Litter is a serious pollution issue that affects our waterways, coastline and ocean – impacting not just on wildlife and the marine environment but on human health and our economy as well. It has been estimated that around 7 million tonnes of litter enter the world’s oceans each year.*

Queensland has the highest amount of litter of all mainland states in Australia. When litter is dropped on land, rain and flood water carry it into stormwater drains which empty into our creeks, rivers, and eventually oceans.

This litter can accumulate in “gyres” – massive, slow rotating whirlpools. The largest and most studied of these gyres is the Great Pacific Garbage Patch between Hawaii and North America.


Marine wildlife ingest pollutants causing dehydration, damage to internal organs or starvation. Most plastic never biodegrades, it breaks down into smaller pieces known as micro plastics. These plastics consist of toxic chemicals which enter the food chain via marine animals and increase the potential for human health impacts. Up to 30% of turtle deaths in Moreton Bay are caused by the ingestion of litter.

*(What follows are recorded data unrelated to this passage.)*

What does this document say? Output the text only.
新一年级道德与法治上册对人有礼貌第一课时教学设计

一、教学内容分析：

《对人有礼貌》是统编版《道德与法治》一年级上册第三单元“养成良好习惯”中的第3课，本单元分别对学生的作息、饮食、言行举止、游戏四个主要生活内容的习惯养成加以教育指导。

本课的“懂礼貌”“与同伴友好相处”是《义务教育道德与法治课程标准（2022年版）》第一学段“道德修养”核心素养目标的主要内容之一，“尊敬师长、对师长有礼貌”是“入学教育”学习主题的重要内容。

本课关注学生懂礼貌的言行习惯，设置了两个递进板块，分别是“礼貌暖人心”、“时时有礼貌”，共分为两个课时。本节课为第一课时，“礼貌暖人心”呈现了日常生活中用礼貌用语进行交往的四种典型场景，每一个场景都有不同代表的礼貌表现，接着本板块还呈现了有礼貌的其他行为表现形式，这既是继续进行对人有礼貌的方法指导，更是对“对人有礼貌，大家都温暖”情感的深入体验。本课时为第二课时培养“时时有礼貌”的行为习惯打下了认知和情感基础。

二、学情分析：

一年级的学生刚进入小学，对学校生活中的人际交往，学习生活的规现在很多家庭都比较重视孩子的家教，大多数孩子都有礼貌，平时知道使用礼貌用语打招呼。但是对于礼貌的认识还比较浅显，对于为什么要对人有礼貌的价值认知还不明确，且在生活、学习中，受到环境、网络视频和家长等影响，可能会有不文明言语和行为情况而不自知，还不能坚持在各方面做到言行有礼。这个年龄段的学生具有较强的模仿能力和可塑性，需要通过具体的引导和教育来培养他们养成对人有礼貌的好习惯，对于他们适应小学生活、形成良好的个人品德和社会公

Wildlife entanglement in debris can cause drowning, suffocation, strangulation, starvation and lethal wounds or physical deformities. Australian Seabird Rescue estimates that 94% of pelicans rescued suffer from fishing tackle hooking or entanglement.

Litter impacts on our economy as well as our environment, by polluting natural areas which support on our tourism and leisure industries. Local governments spend millions of dollars each year on litter collection and illegal dumping cleanups. The impact on our fishing industry includes contaminated catches and damage to boat hulls and propellers.